Frontgate, the upscale cataloger of gifts and gadgets, rolled out its fall collection on a redesigned Web site (www.frontgate.com). It’s the first time e-shoppers got a chance to see new Frontgate merchandise before it was made available to catalog customers.
However, this expanded commitment to e-commerce doesn’t mean a reduced commitment elsewhere. The point, director of public relations Daniel Lally says, is to serve customers in whatever medium they feel most comfortable.
“Our relationship is not with the catalog, the telephone or the computer terminal,” he adds. “It’s with the customer.”

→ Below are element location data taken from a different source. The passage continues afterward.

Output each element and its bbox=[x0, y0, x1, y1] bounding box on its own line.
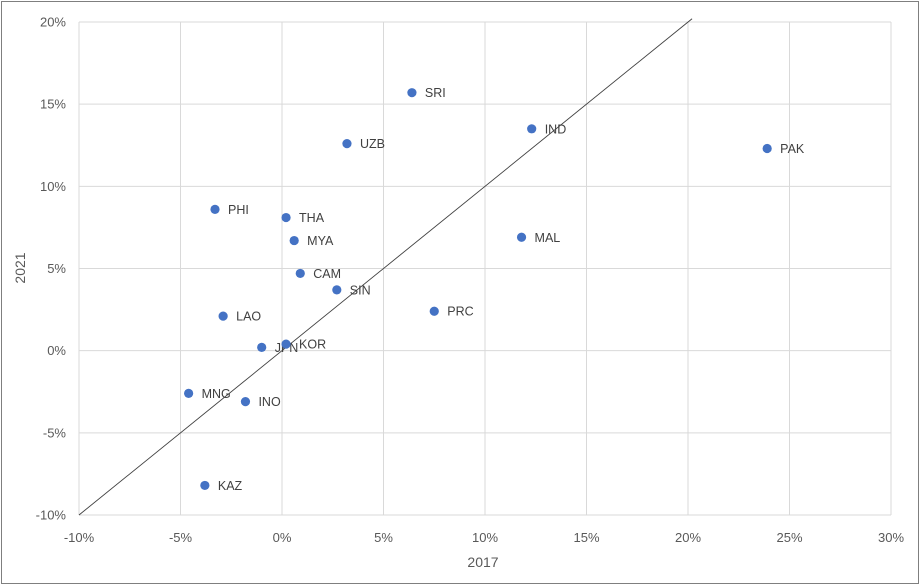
x-tick-label: 0% bbox=[273, 530, 292, 545]
data-point-uzb: UZB bbox=[342, 137, 385, 151]
data-points: SRIINDUZBPAKPHITHAMYAMALCAMSINPRCLAOJPNK… bbox=[184, 86, 805, 493]
data-point-mya: MYA bbox=[289, 234, 334, 248]
point-marker bbox=[210, 204, 220, 214]
y-tick-label: 10% bbox=[40, 179, 66, 194]
x-tick-label: 20% bbox=[675, 530, 701, 545]
point-label: THA bbox=[299, 211, 325, 225]
data-point-pak: PAK bbox=[762, 142, 805, 156]
data-point-cam: CAM bbox=[295, 267, 341, 281]
point-label: KAZ bbox=[218, 479, 243, 493]
grid bbox=[78, 21, 892, 516]
y-axis-title: 2021 bbox=[12, 252, 28, 283]
point-label: PHI bbox=[228, 203, 249, 217]
point-marker bbox=[429, 306, 439, 316]
x-axis-title: 2017 bbox=[467, 554, 498, 570]
point-marker bbox=[332, 285, 342, 295]
data-point-tha: THA bbox=[281, 211, 325, 225]
data-point-kor: KOR bbox=[281, 338, 326, 352]
point-label: LAO bbox=[236, 310, 261, 324]
reference-line bbox=[78, 18, 693, 516]
y-tick-label: -10% bbox=[36, 508, 67, 523]
data-point-sri: SRI bbox=[407, 86, 446, 100]
point-label: MAL bbox=[535, 231, 561, 245]
y-tick-label: 15% bbox=[40, 97, 66, 112]
data-point-mng: MNG bbox=[184, 387, 231, 401]
point-marker bbox=[407, 88, 417, 98]
y-tick-label: 5% bbox=[47, 261, 66, 276]
point-marker bbox=[516, 232, 527, 242]
point-marker bbox=[527, 124, 537, 134]
y-tick-label: -5% bbox=[43, 425, 67, 440]
point-marker bbox=[184, 388, 194, 398]
point-label: CAM bbox=[313, 267, 341, 281]
data-point-kaz: KAZ bbox=[200, 479, 243, 493]
point-marker bbox=[295, 268, 305, 279]
data-point-ind: IND bbox=[527, 122, 566, 136]
y-axis-ticks: -10% -5% 0% 5% 10% 15% 20% bbox=[36, 15, 67, 523]
x-tick-label: -10% bbox=[64, 530, 95, 545]
point-label: PAK bbox=[780, 142, 805, 156]
point-label: UZB bbox=[360, 137, 385, 151]
point-label: SIN bbox=[350, 283, 371, 297]
x-tick-label: 10% bbox=[472, 530, 498, 545]
point-marker bbox=[257, 342, 267, 352]
point-marker bbox=[281, 212, 291, 223]
y-tick-label: 20% bbox=[40, 15, 66, 30]
point-label: IND bbox=[545, 122, 567, 136]
point-marker bbox=[289, 235, 299, 246]
y-tick-label: 0% bbox=[47, 343, 66, 358]
point-label: INO bbox=[258, 395, 281, 409]
point-label: MNG bbox=[202, 387, 231, 401]
point-marker bbox=[342, 139, 352, 149]
data-point-prc: PRC bbox=[429, 305, 474, 319]
point-marker bbox=[200, 480, 210, 491]
data-point-phi: PHI bbox=[210, 203, 249, 217]
x-axis-ticks: -10% -5% 0% 5% 10% 15% 20% 25% 30% bbox=[64, 530, 905, 545]
point-label: KOR bbox=[299, 338, 326, 352]
data-point-ino: INO bbox=[240, 395, 281, 409]
point-marker bbox=[281, 339, 291, 349]
data-point-jpn: JPN bbox=[257, 341, 298, 355]
point-label: SRI bbox=[425, 86, 446, 100]
x-tick-label: 25% bbox=[776, 530, 802, 545]
point-label: PRC bbox=[447, 305, 473, 319]
x-tick-label: 15% bbox=[573, 530, 599, 545]
x-tick-label: 30% bbox=[878, 530, 904, 545]
x-tick-label: -5% bbox=[169, 530, 193, 545]
point-label: MYA bbox=[307, 234, 334, 248]
point-marker bbox=[762, 143, 772, 154]
point-marker bbox=[218, 311, 228, 321]
data-point-sin: SIN bbox=[332, 283, 371, 297]
x-tick-label: 5% bbox=[374, 530, 393, 545]
point-marker bbox=[240, 397, 251, 407]
data-point-lao: LAO bbox=[218, 310, 261, 324]
data-point-mal: MAL bbox=[516, 231, 561, 245]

Nevertheless, the computer terminal is becoming an important part of Frontgate’s business as more people familiarize themselves with e-commerce. The Frontgate customer, Lally maintains, is from a technologically savvy household.
To support the initiative, Frontgate reworked its site to make it “easier to find what [customers are] looking for and to add more useful information for them,” Lally says.
The site is easy to navigate, from the well-designed home page to the shopping cart.
Product pages are clear and laid out for easy viewing. A typical page has six products, each photo about the same size as the others, with brief specs. Click on the product that interests you, and you get another page with a larger picture and a more detailed description, plus links to related products.
Despite having a database limited by the number of products offered, the search function seemed a bit unfocused. While trying to track products by keyword or name worked well enough, browsing by choosing category, price range, brand and “life event” (say, a birthday or anniversary) tended to provide more choices than were useful.
As for the catalog, which reached customers during the week of Sept. 20 – some 10 days after the collection debuted on the Web site – it displayed a reminder on the cover, “Order online: frontgate.com.”
There wasn’t much new about the rest, though, for anyone who’d viewed the e-collection. While the pitch and photography were the same, the page layout was often crowded. No clean, orderly grid here.
Perhaps Frontgate should consider revamping its catalog as well.